Not much has changed since last year’s survey, as the majority of developers who responded to the 2017 Developer Hiring Landscape told us they hold at least part-time employment. This means that two painful truths about the developer job search remain. For starters, employers who wait around for the right developers to apply will likely be waiting for a long time. More importantly, recruiters need to get comfortable with engaging with a mostly passive audience of developer candidates. While this requires a little bit of patience and a willingness to build relationships with programmers, it’s clear that you’ll need to be proactive to find and hire the developers your company needs.
Although a large percentage of developers are currently employed, 62% of the programmers we surveyed this year said that they were open to hearing about new job opportunities. Additionally, only 12% of developers stated that they’re completely satisfied with their careers. Most developers aren’t actively looking for new positions, but that doesn’t mean they wouldn’t consider the right one if it landed on their desks.
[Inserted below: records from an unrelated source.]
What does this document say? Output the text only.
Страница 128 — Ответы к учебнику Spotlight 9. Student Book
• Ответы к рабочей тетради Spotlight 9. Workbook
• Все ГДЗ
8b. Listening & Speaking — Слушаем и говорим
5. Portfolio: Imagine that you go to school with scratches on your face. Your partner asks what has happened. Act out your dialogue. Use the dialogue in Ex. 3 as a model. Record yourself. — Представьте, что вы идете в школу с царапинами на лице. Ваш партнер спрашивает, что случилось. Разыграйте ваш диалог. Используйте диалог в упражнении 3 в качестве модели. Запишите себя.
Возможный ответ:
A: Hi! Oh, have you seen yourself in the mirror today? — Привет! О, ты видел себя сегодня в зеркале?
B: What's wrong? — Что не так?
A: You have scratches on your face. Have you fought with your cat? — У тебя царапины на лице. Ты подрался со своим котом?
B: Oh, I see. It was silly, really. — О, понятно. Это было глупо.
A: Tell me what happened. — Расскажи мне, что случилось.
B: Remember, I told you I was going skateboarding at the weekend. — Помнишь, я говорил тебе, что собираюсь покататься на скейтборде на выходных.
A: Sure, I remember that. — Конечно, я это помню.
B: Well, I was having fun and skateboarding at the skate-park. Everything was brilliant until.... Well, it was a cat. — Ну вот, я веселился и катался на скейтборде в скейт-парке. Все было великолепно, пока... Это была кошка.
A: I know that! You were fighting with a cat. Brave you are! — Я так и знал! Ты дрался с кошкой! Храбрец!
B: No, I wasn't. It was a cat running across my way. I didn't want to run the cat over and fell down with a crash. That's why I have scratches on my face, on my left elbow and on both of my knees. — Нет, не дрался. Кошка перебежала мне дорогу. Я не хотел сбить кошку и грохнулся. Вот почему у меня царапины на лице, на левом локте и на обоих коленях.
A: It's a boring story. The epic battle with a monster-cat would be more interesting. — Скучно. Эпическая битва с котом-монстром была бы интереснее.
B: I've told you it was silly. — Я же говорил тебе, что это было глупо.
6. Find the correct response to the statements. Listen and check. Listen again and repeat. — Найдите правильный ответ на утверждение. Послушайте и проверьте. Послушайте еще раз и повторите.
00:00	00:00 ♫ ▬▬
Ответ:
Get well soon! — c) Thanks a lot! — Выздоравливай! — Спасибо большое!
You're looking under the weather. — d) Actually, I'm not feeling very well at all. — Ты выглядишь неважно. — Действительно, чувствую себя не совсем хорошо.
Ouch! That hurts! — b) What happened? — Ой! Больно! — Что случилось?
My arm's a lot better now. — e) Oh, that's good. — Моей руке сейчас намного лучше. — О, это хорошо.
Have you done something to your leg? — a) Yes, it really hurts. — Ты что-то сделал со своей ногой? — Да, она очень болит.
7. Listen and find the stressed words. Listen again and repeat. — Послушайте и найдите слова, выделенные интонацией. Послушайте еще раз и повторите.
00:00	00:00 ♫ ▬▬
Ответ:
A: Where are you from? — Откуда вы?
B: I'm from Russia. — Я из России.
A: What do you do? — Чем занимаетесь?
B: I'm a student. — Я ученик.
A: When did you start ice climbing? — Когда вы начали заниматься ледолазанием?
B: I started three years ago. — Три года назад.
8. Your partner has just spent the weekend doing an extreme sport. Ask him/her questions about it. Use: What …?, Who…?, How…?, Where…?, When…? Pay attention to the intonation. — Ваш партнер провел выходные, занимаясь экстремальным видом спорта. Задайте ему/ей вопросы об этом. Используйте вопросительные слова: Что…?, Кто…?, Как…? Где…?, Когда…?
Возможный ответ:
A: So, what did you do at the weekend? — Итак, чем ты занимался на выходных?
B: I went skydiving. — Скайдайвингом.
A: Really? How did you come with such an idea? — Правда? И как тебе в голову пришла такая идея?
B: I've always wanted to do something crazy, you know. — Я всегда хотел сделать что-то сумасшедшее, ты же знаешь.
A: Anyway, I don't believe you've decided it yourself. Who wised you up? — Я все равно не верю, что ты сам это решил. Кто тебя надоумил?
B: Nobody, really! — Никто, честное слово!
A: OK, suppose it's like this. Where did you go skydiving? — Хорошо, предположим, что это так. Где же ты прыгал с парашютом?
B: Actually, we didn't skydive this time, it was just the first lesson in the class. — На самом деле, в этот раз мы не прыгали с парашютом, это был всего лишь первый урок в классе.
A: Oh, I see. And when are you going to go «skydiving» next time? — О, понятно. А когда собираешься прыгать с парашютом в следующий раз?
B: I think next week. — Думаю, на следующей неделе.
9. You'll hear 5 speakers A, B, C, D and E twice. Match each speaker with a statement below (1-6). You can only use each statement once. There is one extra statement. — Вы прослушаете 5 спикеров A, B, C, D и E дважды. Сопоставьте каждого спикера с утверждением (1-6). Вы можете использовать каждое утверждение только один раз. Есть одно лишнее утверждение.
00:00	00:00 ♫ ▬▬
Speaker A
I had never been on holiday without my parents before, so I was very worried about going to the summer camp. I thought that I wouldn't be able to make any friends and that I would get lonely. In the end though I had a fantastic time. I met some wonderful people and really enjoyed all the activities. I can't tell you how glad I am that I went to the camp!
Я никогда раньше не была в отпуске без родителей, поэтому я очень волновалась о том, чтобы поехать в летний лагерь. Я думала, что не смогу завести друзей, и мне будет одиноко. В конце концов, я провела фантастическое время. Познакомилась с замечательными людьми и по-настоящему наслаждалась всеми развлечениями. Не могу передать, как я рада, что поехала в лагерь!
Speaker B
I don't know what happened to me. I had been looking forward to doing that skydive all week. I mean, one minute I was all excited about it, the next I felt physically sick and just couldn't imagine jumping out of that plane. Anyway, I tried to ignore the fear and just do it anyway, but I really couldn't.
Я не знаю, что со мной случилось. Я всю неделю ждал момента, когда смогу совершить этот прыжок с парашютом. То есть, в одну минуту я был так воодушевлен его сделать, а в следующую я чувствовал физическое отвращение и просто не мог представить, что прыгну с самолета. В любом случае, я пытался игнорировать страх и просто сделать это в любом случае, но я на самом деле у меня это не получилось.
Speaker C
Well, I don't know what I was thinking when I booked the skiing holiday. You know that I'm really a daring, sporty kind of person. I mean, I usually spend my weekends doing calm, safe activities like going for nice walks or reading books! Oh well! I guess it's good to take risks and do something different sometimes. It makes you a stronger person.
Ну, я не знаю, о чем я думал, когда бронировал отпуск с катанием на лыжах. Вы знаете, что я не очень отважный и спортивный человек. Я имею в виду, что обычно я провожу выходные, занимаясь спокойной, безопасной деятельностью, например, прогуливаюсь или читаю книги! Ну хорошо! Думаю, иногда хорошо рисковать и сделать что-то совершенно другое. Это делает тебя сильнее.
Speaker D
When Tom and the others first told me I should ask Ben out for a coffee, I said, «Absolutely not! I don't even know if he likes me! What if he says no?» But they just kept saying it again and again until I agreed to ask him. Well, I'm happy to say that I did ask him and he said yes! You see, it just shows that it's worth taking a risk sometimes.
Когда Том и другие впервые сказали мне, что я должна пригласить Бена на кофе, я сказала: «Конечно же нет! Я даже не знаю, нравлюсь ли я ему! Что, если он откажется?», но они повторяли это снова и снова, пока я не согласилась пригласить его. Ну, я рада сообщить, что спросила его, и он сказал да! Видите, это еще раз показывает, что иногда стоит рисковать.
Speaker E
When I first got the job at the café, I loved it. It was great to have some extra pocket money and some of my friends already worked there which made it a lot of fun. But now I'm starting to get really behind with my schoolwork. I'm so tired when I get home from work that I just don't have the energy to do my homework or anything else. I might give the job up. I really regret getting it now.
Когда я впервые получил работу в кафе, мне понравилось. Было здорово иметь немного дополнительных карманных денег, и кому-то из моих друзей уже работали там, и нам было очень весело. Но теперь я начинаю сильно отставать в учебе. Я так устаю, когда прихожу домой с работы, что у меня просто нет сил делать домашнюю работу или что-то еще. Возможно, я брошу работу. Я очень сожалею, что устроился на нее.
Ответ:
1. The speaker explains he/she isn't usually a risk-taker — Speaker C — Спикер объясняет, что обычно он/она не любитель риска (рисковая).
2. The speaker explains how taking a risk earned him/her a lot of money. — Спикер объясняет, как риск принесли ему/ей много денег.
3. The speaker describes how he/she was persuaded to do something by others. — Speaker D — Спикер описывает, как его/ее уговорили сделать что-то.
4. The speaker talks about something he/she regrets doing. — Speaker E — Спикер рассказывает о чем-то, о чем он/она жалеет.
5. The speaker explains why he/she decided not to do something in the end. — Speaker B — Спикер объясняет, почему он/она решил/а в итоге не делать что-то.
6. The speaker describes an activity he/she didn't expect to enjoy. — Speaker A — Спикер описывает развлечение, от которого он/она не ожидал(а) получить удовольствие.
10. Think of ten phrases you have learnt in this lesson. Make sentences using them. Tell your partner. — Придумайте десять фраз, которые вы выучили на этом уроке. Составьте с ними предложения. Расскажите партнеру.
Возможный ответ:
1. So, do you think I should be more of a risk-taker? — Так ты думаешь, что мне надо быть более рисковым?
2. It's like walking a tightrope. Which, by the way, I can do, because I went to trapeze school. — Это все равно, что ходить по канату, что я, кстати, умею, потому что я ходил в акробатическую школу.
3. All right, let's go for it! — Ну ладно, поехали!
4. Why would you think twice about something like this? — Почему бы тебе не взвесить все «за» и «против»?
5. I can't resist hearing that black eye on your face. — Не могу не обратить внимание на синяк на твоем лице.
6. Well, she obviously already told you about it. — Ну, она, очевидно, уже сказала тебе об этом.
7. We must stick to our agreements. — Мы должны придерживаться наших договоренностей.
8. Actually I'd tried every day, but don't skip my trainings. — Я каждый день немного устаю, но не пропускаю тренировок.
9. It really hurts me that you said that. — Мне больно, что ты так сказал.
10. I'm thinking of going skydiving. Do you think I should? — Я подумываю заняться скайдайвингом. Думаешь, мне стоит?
The fact that 87% of developers currently have at least part-time employment can make it intimidating to reach out to someone about a job opportunity. However, the job search stats speak for themselves, and developers won’t completely shut you out if it’s obvious that you’ve done your homework about their background. If you have a role you feel is right for a particular programmer, don’t be afraid to reach out and start a conversation.
A “formal education” for a developer tends to look a little different than it does for professionals in other fields. In fact, 90% of respondents we heard from told us that they’re at least partially self-taught. Even programmers with college degrees are often required to learn new skills on the job—and in many cases, they’re teaching themselves programming languages and frameworks on the job.
You might have been able to scan technical resumes for particular educational backgrounds in the past, but doing so in today’s market could lead you to take a pass on incredibly talented programmers. Focus more on the projects that candidates can share with you, and less on the college degrees they may or may not hold. Their previous work will tell you much more about their ability to write code—and make it less likely that you’ll lose a talented candidate to the competition.